Он еще раз посмотрел на меня долгим внимательным взглядом, а затем, поставив свой чемоданчик на пол, решительно кивнул и сказал:
– Хорошо, фрау Клара… я остаюсь. Хочется верить, что ты все понимаешь и отдаешь себе отчет в своих желаниях…
На самом деле с пониманием у меня было плохо, из его речи до меня дошли только отдельные слова. Но главным было то, каким тоном они были сказаны – спокойным, немного удивленным и умиротворяющим. Наверняка ему на войне доводилось стрелять в немецких солдат, но почему-то я была уверена, что он не мог отдать приказа убивать безоружных женщин и детей. В ТОТ ДЕНЬ он пощадил нас, но приказал своим солдатам без всякой пощады поубивать черных жрецов, и убийцы человеков в страхе бежали от разозленных железнобоких берсеркеров – разумеется, те, кто успел это сделать. Он, этот красавец русский, был настоящий герой, благородный и отважный рыцарь… Он остается. И мы оба понимаем, что это значит…
Ликование поднялось в моей душе. Все женское во мне пело и взывало, и дрожь нетерпения пронзала мое тело. Как давно у меня не было мужчины! И порой мне даже казалось, что во мне умерло всякое женское начало – на фоне творившихся вокруг ужасов, страха и безысходности это было неудивительно. Но этот мужчина пробудил во мне древний могучий зов. Все нежное и трепетное вмиг расцвело во мне с новой, сокрушающей силой – и это был настоящий зов жизни, который невозможно ни убить, ни обуздать в человеке, как бы ни топтали его душу; достаточно маленькой животворящей искры – и все возрождается, все снова тянется к свету и радости… И сейчас я чувствовала себя живой – наверное, впервые за долгое время.

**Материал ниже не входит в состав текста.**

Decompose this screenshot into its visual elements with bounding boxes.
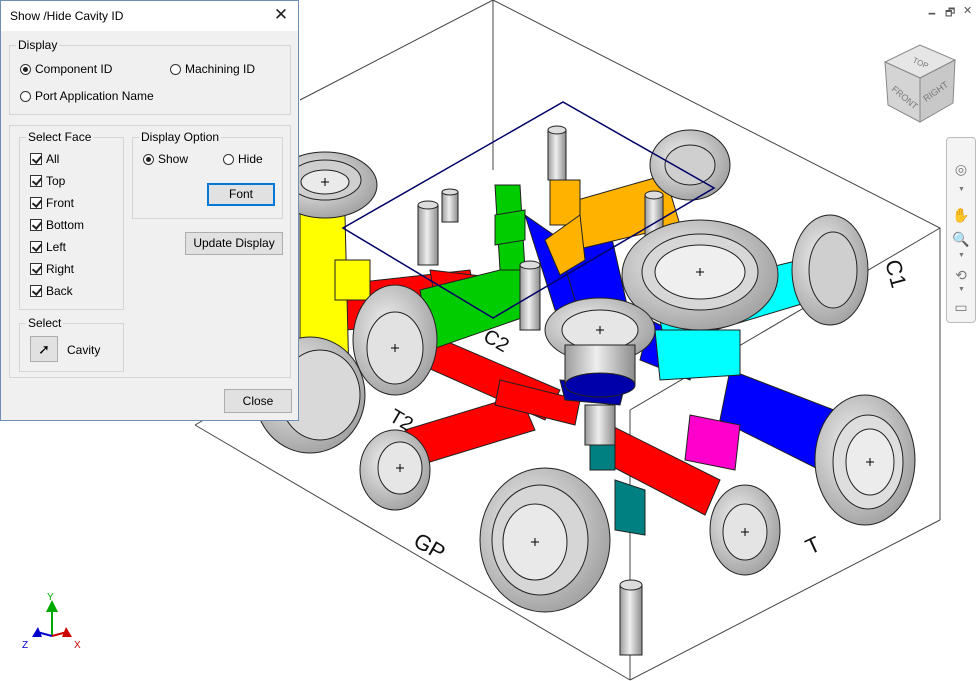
checkbox-label: Left <box>46 240 67 254</box>
checkbox-right[interactable]: Right <box>30 262 74 276</box>
checkbox-top[interactable]: Top <box>30 174 65 188</box>
checkbox-label: Front <box>46 196 75 210</box>
label-t: T <box>802 531 825 559</box>
steering-wheel-icon[interactable]: ◎ <box>952 160 970 178</box>
look-at-icon[interactable]: ▭ <box>952 298 970 316</box>
checkbox-back[interactable]: Back <box>30 284 73 298</box>
radio-show[interactable]: Show <box>143 152 188 166</box>
display-group-legend: Display <box>16 38 60 52</box>
chevron-down-icon[interactable]: ▼ <box>958 186 965 193</box>
radio-hide[interactable]: Hide <box>223 152 263 166</box>
radio-button[interactable] <box>170 63 181 75</box>
checkbox-label: All <box>46 152 60 166</box>
axis-label-z: Z <box>22 640 28 651</box>
checkbox-box[interactable] <box>30 153 42 165</box>
display-group: Display Component ID Machining ID Port A… <box>9 38 291 115</box>
checkbox-label: Bottom <box>46 218 85 232</box>
orbit-icon[interactable]: ⟲ <box>952 266 970 284</box>
dialog-title: Show /Hide Cavity ID <box>10 9 124 23</box>
select-group-legend: Select <box>26 316 64 330</box>
radio-label: Hide <box>238 152 263 166</box>
viewport-minimize-button[interactable]: 🗕 <box>928 4 936 23</box>
radio-label: Component ID <box>35 62 113 76</box>
checkbox-box[interactable] <box>30 241 42 253</box>
viewport-close-button[interactable]: ✕ <box>963 4 972 17</box>
radio-port-application-name[interactable]: Port Application Name <box>20 89 154 103</box>
checkbox-label: Right <box>46 262 75 276</box>
font-button[interactable]: Font <box>207 183 275 206</box>
axis-label-x: X <box>74 640 81 651</box>
channel-magenta <box>684 414 741 471</box>
update-display-button[interactable]: Update Display <box>185 232 283 255</box>
select-face-group: Select Face All Top Front Bottom Left Ri… <box>19 130 124 310</box>
checkbox-all[interactable]: All <box>30 152 59 166</box>
checkbox-bottom[interactable]: Bottom <box>30 218 84 232</box>
chevron-down-icon[interactable]: ▼ <box>958 252 965 259</box>
checkbox-box[interactable] <box>30 285 42 297</box>
checkbox-label: Back <box>46 284 73 298</box>
pan-icon[interactable]: ✋ <box>952 206 970 224</box>
radio-button[interactable] <box>223 153 234 165</box>
radio-label: Machining ID <box>185 62 256 76</box>
label-c1: C1 <box>880 257 911 291</box>
radio-button[interactable] <box>20 90 31 102</box>
select-face-legend: Select Face <box>26 130 94 144</box>
display-option-legend: Display Option <box>139 130 222 144</box>
checkbox-box[interactable] <box>30 197 42 209</box>
navigation-bar: ◎ ▼ ✋ 🔍 ▼ ⟲ ▼ ▭ <box>946 137 976 323</box>
dialog-titlebar[interactable]: Show /Hide Cavity ID ✕ <box>1 1 298 31</box>
axis-triad: Y Z X <box>22 592 81 651</box>
zoom-icon[interactable]: 🔍 <box>952 230 970 248</box>
checkbox-front[interactable]: Front <box>30 196 74 210</box>
viewport-restore-button[interactable]: 🗗 <box>945 4 955 23</box>
close-icon[interactable]: ✕ <box>270 4 292 26</box>
select-group: Select ➚ Cavity <box>19 316 124 372</box>
axis-label-y: Y <box>47 592 54 603</box>
close-button[interactable]: Close <box>224 389 292 413</box>
cavity-label: Cavity <box>67 343 101 357</box>
cavity-pick-button[interactable]: ➚ <box>30 336 58 362</box>
radio-component-id[interactable]: Component ID <box>20 62 112 76</box>
checkbox-box[interactable] <box>30 175 42 187</box>
checkbox-label: Top <box>46 174 66 188</box>
show-hide-cavity-id-dialog: Show /Hide Cavity ID ✕ Display Component… <box>0 0 299 421</box>
radio-button-selected[interactable] <box>143 153 154 165</box>
checkbox-box[interactable] <box>30 263 42 275</box>
checkbox-left[interactable]: Left <box>30 240 66 254</box>
cursor-arrow-icon: ➚ <box>38 341 50 357</box>
label-gp: GP <box>410 528 450 566</box>
checkbox-box[interactable] <box>30 219 42 231</box>
radio-label: Port Application Name <box>35 89 154 103</box>
radio-button-selected[interactable] <box>20 63 31 75</box>
view-cube[interactable]: TOP FRONT RIGHT <box>883 44 957 123</box>
chevron-down-icon[interactable]: ▼ <box>958 286 965 293</box>
radio-machining-id[interactable]: Machining ID <box>170 62 255 76</box>
display-option-group: Display Option Show Hide Font <box>132 130 283 219</box>
radio-label: Show <box>158 152 189 166</box>
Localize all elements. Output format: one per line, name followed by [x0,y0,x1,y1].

Я лишь кивнула в ответ на его слова. Мы молчали, но это молчание не было неловким. На самом деле наш контакт углублялся – через жесты, взгляды, нечаянные прикосновения. Но тут я подумала, что даже не знаю его имени…
Я разулась, и мы прошли в гостиную. Остановившись у порога, я оглядывала свое жилище. Ничего не изменилось… Какое счастье – оказаться дома! Особенно после того, как попрощалась с этим домом навсегда.
Он стоял за моей спиной. Очевидно, он понимал мои чувства.
Пластинка закончилась, раздалось легкое шипение, а вскоре умолк и этот звук.
– Как тебя звать, мой милый друг? – спросила я, не оборачиваясь. Мои слова странно прозвучали в полной тишине.
– Семен Листьев, – сказал он и неуверенно добавил: – Гауптман.
– Симеон… – повторила я. В этом имени я углядела проказу судьбы: ведь перевод его с древнееврейского языка звучит так: «Он (Бог) тебя услышал». И в самом деле – я так хотела этой встречи, что сам Бог взял этого Семена за руку и привел его прямо в мою квартиру…
От близости его тела меня бросало в жар. И в какой-то момент его руки легли на мою талию… Я обернулась и положила руки ему на плечи. Он потянулся к моим губам… Но тут я выскользнула из его объятий и сказала:
– Симеон… Я прошу ждать… Я идти ванна… Это недолго, гауптман Листьефф.
Он понимающе кивнул и улыбнулся.
Я прошла в спальню. Все мои вещи висели в шкафу на плечиках, а нижнее белье было разложено на полочках, как в старые добрые времена. Нетронуты были даже задвинутые в угол костюмы Франка, хотя этот Симеон был почти одного с ним телосложения. Я выбрала домашнее ситцевое платье в синий горошек и подходящий случаю комплект французского нижнего белья. Я никогда не изменяла Франку, даже после того, как его убили русские, но сегодня он умер для меня окончательно. Вне зависимости от того, уйдет сегодня Симеон или нет, для меня начинается новая жизнь. А серое тряпье, до самого последнего момента надетое на мне, я решила выбросить.